The ballot proposal is being championed by a group called Yes for Ohio’s Energy Future and would require the state to issue $1.3 billion in bonds per year from 2013 through 2023 to fund green energy projects. Earlier this month, the Ohio Ballot Board voted unanimously to allow the proposal’s backers to begin collecting the 385,245 valid signatures from Ohio registered voters needed to put the amendment on the ballot this fall.
But a strongly worded letter from environmental advocates—including Ohio Environmental Council, Environment Ohio, Environmental Law & Policy Center, Natural Resources Defense Council, and the Ohio Chapter of the Sierra Club—urged the proposal’s supporters to abandon their efforts.
The groups criticize the plan’s “overly broad” and “vague” language, and its establishment of a Delaware-based limited liability company—Ohio Energy Initiative Commission—that would oversee the funds and collect $65 million in annual management fees. The letter concludes that the proposal “does not follow established good-government practices, has an unacceptable lack of transparency and accountability, and will not be effective.”

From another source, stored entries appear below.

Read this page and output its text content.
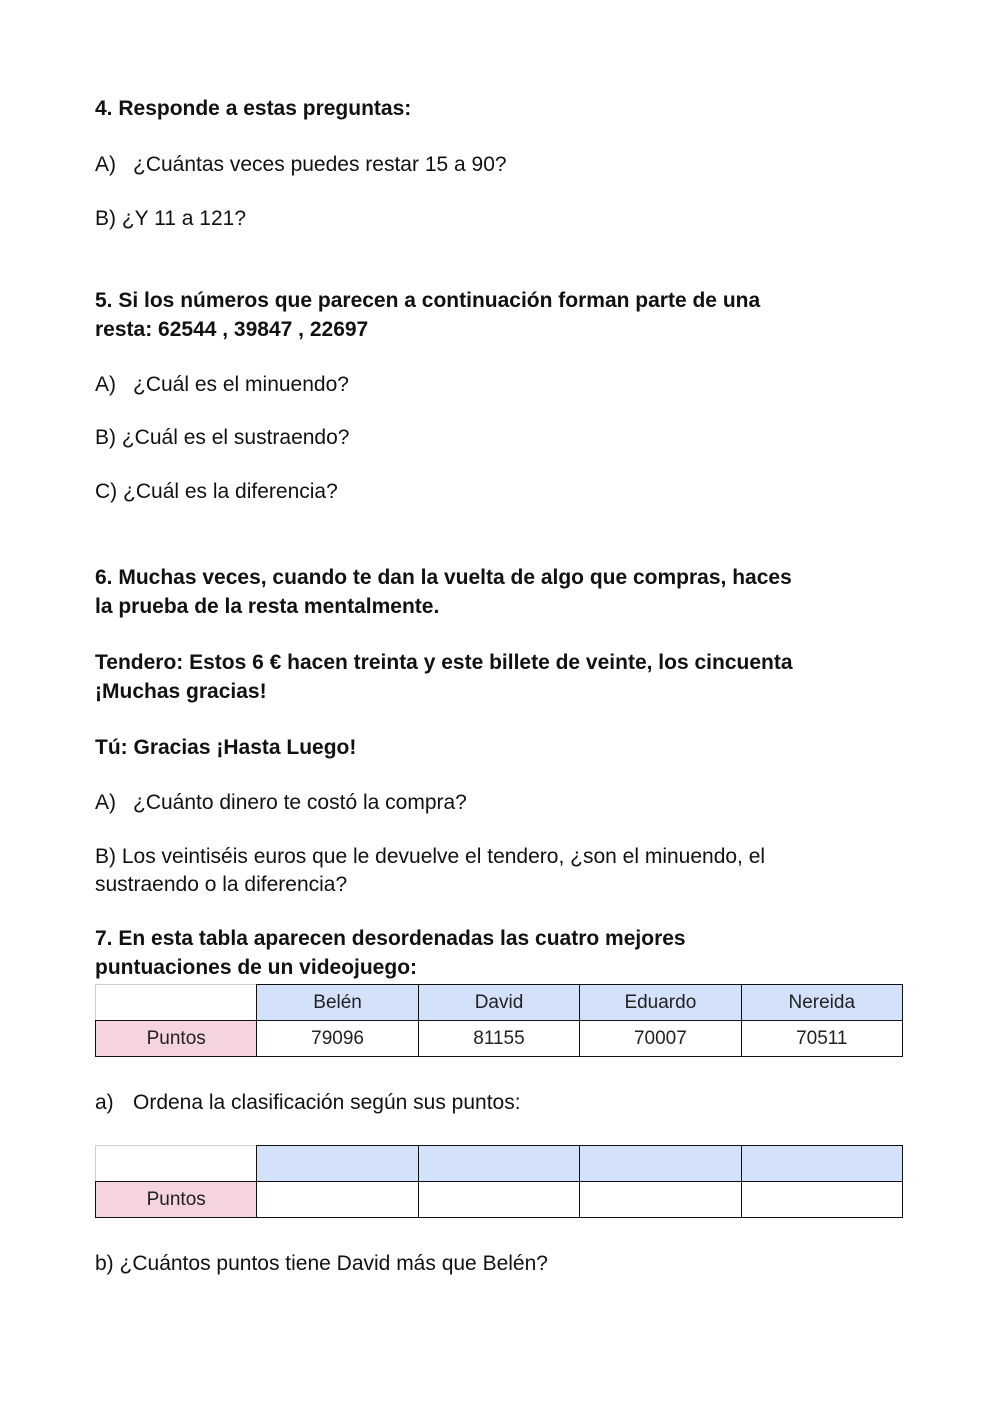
4. Responde a estas preguntas:
A) ¿Cuántas veces puedes restar 15 a 90?
B) ¿Y 11 a 121?
5. Si los números que parecen a continuación forman parte de una
resta: 62544 , 39847 , 22697
A) ¿Cuál es el minuendo?
B) ¿Cuál es el sustraendo?
C) ¿Cuál es la diferencia?
6. Muchas veces, cuando te dan la vuelta de algo que compras, haces
la prueba de la resta mentalmente.
Tendero: Estos 6 € hacen treinta y este billete de veinte, los cincuenta
¡Muchas gracias!
Tú: Gracias ¡Hasta Luego!
A) ¿Cuánto dinero te costó la compra?
B) Los veintiséis euros que le devuelve el tendero, ¿son el minuendo, el
sustraendo o la diferencia?
7. En esta tabla aparecen desordenadas las cuatro mejores
puntuaciones de un videojuego:
	Belén	David	Eduardo	Nereida
Puntos	79096	81155	70007	70511
a) Ordena la clasificación según sus puntos:

Puntos				
b) ¿Cuántos puntos tiene David más que Belén?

Renewable energy groups Ohio Business Council for a Clean Economy and the American Wind Energy Association, as well as Ohio Secretary of State Jon Husted—one of the key architects of Ohio Senate Bill 221, which created Ohio’s renewable portfolio standard in 2008—have also come out against the proposal, according to media reports. Bricker & Eckler LLP will continue to monitor the proposal as it moves closer to the Nov. 6 ballot.